With Glacier, you can use one of 3 accessible retrieval options corresponding to the use cases. For Active Archive, you can use expedited mode and get your data back in 1 to 5 minutes. Less time-sensitive retrievals called standard can return the data between 3 and 5 hours whereas the least ones - but at the same time, the cheapest called bulk - between 5 and 12 hours.
In addition to managing the data on object stores, you can also automatically manage it in data warehouse services like BigQuery. And it can be configured in different ways. For the partitioned tables, you can set the partition expiration and remove the partition after reaching this time. The expiration policy also applies to the whole table, in case you needed to create a table to work on only during a specific period.
I didn't find a similar configuration for AWS Redshift or Azure Synapse Analytics, probably due to the architectural design differences. My feeling is - but I don't have any paper to confirm that - BigQuery expiration mechanism has the same backbone as the one responsible for GCS objects expiration. Technically it seems possible since the data is stored in a completely different layer (check my last post on BigQuery schema design) which may have similar characteristics to GCS. Anyway, if you have some information or more precise information on that, please leave a comment. I will be happy to learn!
To terminate, you can also control the data removal at the record-basis. Of course, it's possible only on some specific data stores. Do not expect to be able to remove lines from an object on S3 or GCS.
Most of the time, this feature will be enabled in key-value data stores like DynamoDB. When you create your table, you can define one column as the column storing the Time-To-Leave (TTL) information as a timestamp. It means the background process will delete all rows with the TTL value lower than the current time. The removal is not immediate. The process is asynchronous and doesn't guarantee the delete the object at the exact expiration time.
On Cosmos DB, the expiration feature can be configured globally, for a table (container in Cosmos DB's terminology) or individually, for every item, exactly like in DynamoDB. But unlike DynamoDB, Cosmos DB TTL configuration defines the number of seconds from the last item access time. In other words, if the item is not modified within this period, it becomes the candidate for removal. The deletion process is asynchronous and is made only when there are enough Request Units left; i.e. the RU that weren't used for reading and writing.

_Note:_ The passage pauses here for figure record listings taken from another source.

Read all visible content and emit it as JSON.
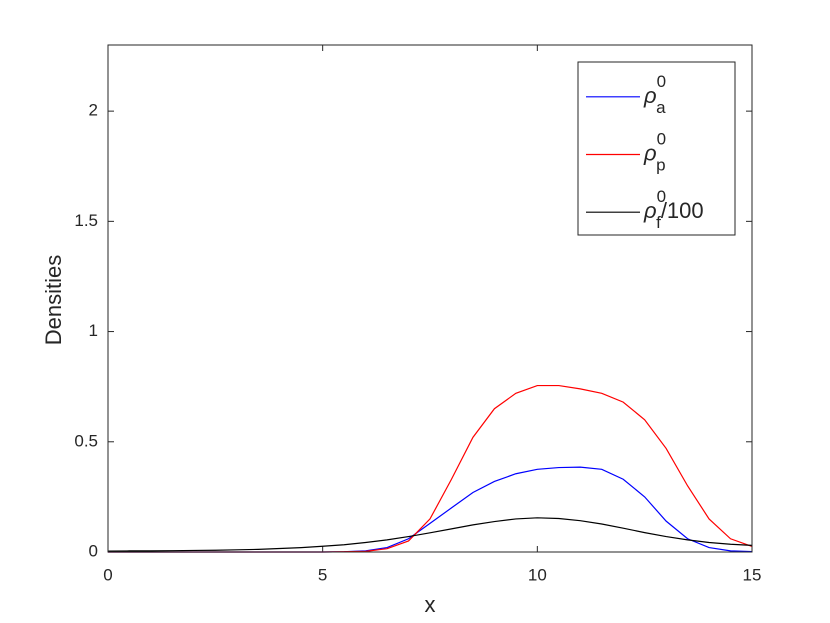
{
  "chart_data": {
    "type": "line",
    "xlabel": "x",
    "ylabel": "Densities",
    "x": [
      0,
      0.5,
      1,
      1.5,
      2,
      2.5,
      3,
      3.5,
      4,
      4.5,
      5,
      5.5,
      6,
      6.5,
      7,
      7.5,
      8,
      8.5,
      9,
      9.5,
      10,
      10.5,
      11,
      11.5,
      12,
      12.5,
      13,
      13.5,
      14,
      14.5,
      15
    ],
    "series": [
      {
        "name": "ρ_a^0",
        "color": "#0000ff",
        "values": [
          0,
          0,
          0,
          0,
          0,
          0,
          0,
          0,
          0,
          0,
          0,
          0.001,
          0.005,
          0.02,
          0.06,
          0.13,
          0.2,
          0.27,
          0.32,
          0.355,
          0.375,
          0.383,
          0.385,
          0.375,
          0.33,
          0.25,
          0.14,
          0.06,
          0.02,
          0.005,
          0.002
        ]
      },
      {
        "name": "ρ_p^0",
        "color": "#ff0000",
        "values": [
          0,
          0,
          0,
          0,
          0,
          0,
          0,
          0,
          0,
          0,
          0,
          0.001,
          0.003,
          0.015,
          0.05,
          0.15,
          0.33,
          0.52,
          0.65,
          0.72,
          0.755,
          0.755,
          0.74,
          0.72,
          0.68,
          0.6,
          0.47,
          0.3,
          0.15,
          0.06,
          0.025
        ]
      },
      {
        "name": "ρ_f^0/100",
        "color": "#000000",
        "values": [
          0.004,
          0.005,
          0.005,
          0.006,
          0.007,
          0.008,
          0.01,
          0.012,
          0.016,
          0.02,
          0.026,
          0.033,
          0.043,
          0.055,
          0.07,
          0.087,
          0.105,
          0.123,
          0.138,
          0.15,
          0.155,
          0.152,
          0.142,
          0.127,
          0.108,
          0.088,
          0.07,
          0.055,
          0.043,
          0.035,
          0.03
        ]
      }
    ],
    "xlim": [
      0,
      15
    ],
    "xticks": [
      0,
      5,
      10,
      15
    ],
    "ylim": [
      0,
      2.3
    ],
    "yticks": [
      0,
      0.5,
      1,
      1.5,
      2
    ],
    "grid": false,
    "legend": "northeast"
  }
}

Finally, the record expiration can also be configured in BigTable. But here, the TTL policy applies on the cell level; i.e. the intersection between the row and the column. Every cell can have different versions, and you can associate a timestamp to them that will be used by the Garbage Collection process to figure out what values are too old to be kept. You can also apply different strategies and define the max number of versions to keep for every cell. As you can see, the TTL is then a bit different since it applies on the attributes level and not the row itself.
As you can notice, cloud providers come with managed solutions to deal with data removal a little bit like for data security. It can be automated through a lifecycle management for object stores whereas for other databases, either as an explicit expiration policy on the tables or as a column at record-basis. Some of them also can be plugged into messaging services and generate notification events.